Nombre des écrits médicaux et alchimiques attribués à Arnau de Vilanova, authentiques ou apocryphes, ont connu une grande diffusion via la copie manuscrite au cours des XIVe et XVe siècles, tel qu’en témoigne le nombre élevé d’exemplaires conservés dans les bibliothèques de toute l’Europe. Avec l’introduction de l’imprimerie, qui marque l’entrée dans l’âge moderne, la diffusion du corpus arnaldien ne diminue pas. Bien au contraire, de nombreuses œuvres attribuées à Arnau de Vilanova, authentiques ou non, seront imprimées de 1470 à 1800 à travers l’Europe, de Séville à Cracovie, de Londres à Salerne.
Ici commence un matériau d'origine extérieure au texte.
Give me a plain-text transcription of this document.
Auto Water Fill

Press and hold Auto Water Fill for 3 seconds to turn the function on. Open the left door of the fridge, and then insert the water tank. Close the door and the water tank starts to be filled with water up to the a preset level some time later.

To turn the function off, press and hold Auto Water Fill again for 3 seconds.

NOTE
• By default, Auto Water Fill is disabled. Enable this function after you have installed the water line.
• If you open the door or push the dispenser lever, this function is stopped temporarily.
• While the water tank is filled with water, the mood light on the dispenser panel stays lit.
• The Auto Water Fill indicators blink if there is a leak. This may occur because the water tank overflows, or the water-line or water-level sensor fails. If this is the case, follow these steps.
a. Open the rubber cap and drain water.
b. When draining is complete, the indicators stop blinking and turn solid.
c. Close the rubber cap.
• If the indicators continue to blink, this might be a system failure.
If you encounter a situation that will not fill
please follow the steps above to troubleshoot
- Huit éditions générales de 1504 à 1586 qui regroupent plus d’une soixantaine d’œuvres au total.
- De nombreux écrits ont été imprimés en éditions privées, anthologies ou volumes divers médicaux et alchimiques.
- Des versions en allemand, anglais, espagnol, français, italien et néerlandais ont également été publiées.
Qu’est-ce qui explique ce succès à la Renaissance, une époque où la tendance dominante était le retour aux classiques ? Il s’explique par différents facteurs : la figure d’Arnau de Vilanova était devenue polyvalente par sa légende et par la variété du vaste corpus d’œuvres qui lui sont attribuées, de sorte que divers courants de la médecine et de la philosophie naturelle de la Renaissance y trouvent ce qui les intéresse. La première période d’apogée a lieu entre 1480 et 1520, ce qui correspond à l’époque où l’imprimerie se nourrit largement de matériaux médiévaux. Toutefois, dans le cas d’Arnau, s’en rapprochent non seulement les secteurs les plus conservateurs ancrés dans le galénisme arabo-latin et liés à l’establishment universitaire, qui apprécient notamment sa médecine pratique, mais aussi les médecins et les penseurs influencés par le néoplatonisme tels que Marsile Ficin ou Agrippa de Nettesheim, attirés en particulier par le volet ésotérique et empirique d’une partie du corpus arnaldien. D’autre part, la traduction en langue vernaculaire gagne du terrain, favorisée par l’œuvre hygiénique arnaldienne, qui perce parmi les lecteurs intéressés par la conservation de la santé.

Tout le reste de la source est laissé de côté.